"""

create : 2021-12-03, 13:44

modify : 2021-12-06, 12:46

author : KIM DONG EON

"""

In [15]:
import transformers
import torch
import pandas as pd
import numpy as np 

### check version

In [16]:
_version = [torch, transformers, pd, np]

for ver in _version:
    print(str(ver).split("'")[1], 'version : ', ver.__version__)

torch version :  1.9.1+cpu
transformers version :  4.10.2
pandas version :  1.2.3
numpy version :  1.19.5


In [21]:
from transformers import BertModel, BertConfig

### BertConfig
- vocab_size : int, defaults = 30522, Vocabluary size of the BERT. BertModel, TFBertModel 을 호출할 때 inputs_ids 로 표현할 수 있는 토큰의 수를 의미함.
- hidden_size : int, defaults = 768, Dimensionality of the encoder layers and the pooler layer.
- num_hidden_layers : int, defaults = 12, Number of hidden layers in the Transformer encoder.
- num_attention_heads : int, defaults = 12, Number of attention heads for each attention layer in the Transformer encoder. [BERT_based_uncased]
- intermediate_size : int, defaults = 3072, Dimensionality of the 'intermediate' layer in the Transformer encoder.
- hidden_act : str or Callable, defaults = 'gelu', the non-linear activation function in the encoder and pooler. [gelu, relu, silu, gelu_new] are supported.
- hidden_dropout_prob : float, defaults = 0.1, The dropout probability for all fully connected layers in the embeddings, encoder, and pooler.
- attention_probs_dropout_prob : float, defaults = 0.1, The dropout ratio for the attention probabilities.
- max_position_embeddings : int, defaults = 512, The maximum sequence length that this model might ever be used with.
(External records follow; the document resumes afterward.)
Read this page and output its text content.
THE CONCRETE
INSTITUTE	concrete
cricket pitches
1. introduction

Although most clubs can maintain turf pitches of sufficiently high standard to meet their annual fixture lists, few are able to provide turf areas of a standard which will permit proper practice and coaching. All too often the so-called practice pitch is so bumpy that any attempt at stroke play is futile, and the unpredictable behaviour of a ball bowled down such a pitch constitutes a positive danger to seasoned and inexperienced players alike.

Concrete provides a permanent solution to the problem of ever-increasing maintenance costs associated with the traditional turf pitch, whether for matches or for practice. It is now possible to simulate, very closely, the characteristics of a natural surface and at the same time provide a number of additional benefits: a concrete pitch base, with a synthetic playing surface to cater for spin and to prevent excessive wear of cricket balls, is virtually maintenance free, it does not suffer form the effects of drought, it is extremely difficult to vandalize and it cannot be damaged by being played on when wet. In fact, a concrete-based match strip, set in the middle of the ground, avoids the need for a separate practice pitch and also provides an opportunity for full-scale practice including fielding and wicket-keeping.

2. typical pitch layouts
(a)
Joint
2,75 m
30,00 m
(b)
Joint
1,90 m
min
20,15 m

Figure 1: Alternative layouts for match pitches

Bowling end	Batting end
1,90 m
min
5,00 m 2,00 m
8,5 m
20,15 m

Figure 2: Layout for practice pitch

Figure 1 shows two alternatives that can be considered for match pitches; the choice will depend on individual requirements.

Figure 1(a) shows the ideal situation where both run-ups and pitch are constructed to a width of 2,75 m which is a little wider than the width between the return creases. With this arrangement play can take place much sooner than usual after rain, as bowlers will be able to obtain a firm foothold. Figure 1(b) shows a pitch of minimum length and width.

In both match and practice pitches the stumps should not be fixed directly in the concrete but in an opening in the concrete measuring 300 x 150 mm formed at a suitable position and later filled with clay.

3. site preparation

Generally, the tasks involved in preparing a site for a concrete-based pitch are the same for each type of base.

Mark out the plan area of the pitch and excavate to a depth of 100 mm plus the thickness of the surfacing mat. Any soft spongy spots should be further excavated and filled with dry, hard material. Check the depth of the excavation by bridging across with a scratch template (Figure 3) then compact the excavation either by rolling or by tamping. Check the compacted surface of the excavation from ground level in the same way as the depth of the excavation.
Typically set this to something large just in case.(e.g., 512, 1024, 2048)
- type_vocab_size : int, defaults = 2, The vocabulary size of the token_type_ids passed when calling BertModel or TFBertModel.
- initializer_range : float, defaults = 0.02, The standard deviation of the truncated_normal_initializer for initializing all weight matrices.
- layer_norm_eps : float, defaults = 1e-12 : The epsilon used by the layer normalization layers.
- position_embedding_type : str, defaults = 'absolute', Type of position embedding. Choose 'absolute', 'relative_key', 'relative_key_query'
- use_cache : bool, defaults = True, Whether or not the model should return the last key/values attentions (not used by all models). Only relevant if if config.is_decoder=True.
- classifier_dropout : float, The dropout ratio for the classification head.

In [40]:
BertConfig(
    vocab_size=30522, 
    hidden_size=768, 
    num_hidden_layers=12, # bert-base-uncased : 12, BERT-large : 24
    num_attention_heads=12, # BERT-large : 16
    intermediate_size=3072, 
    hidden_act = 'gelu', # relu, gelu, silu, gelu_new
    hidden_dropout_prob=0.1, 
    attention_probs_dropout_prob=0.1, 
    max_position_embeddings=512, # 512, 1024, 2048
    type_vocab_size=2, 
    initializer_range=0.02, # 0.01, 0.001, deviation
    layer_norm_eps=1e-12, # normalization layers
    position_embedding_type='absolute', # absolute, relative_key, relative_key_query
    use_cache=True, # boolean
    # classifier_dropout= null # float
    )

BertConfig {
  "attention_probs_dropout_prob": 0.1,
  "classifier_dropout": null,
  "gradient_checkpointing": false,
  "hidden_act": "gelu",
  "hidden_dropout_prob": 0.1,
  "hidden_size": 768,
  "initializer_range": 0.02,
  "intermediate_size": 3072,
  "layer_norm_eps": 1e-12,
  "max_position_embeddings": 512,
  "model_type": "bert",
  "num_attention_heads": 12,
  "num_hidden_layers": 12,
  "pad_token_id": 0,
  "position_embedding_type": "absolute",
  "transformers_version": "4.10.2",
  "type_vocab_size": 2,
  "use_cache": true,
  "vocab_size": 30522
}

In [None]:
# initializing a BERT bert-base-uncased style configuration
configuration = BertConfig()

# initializing a model from the bert-base-uncased style configuration
model = BertModel(configuration)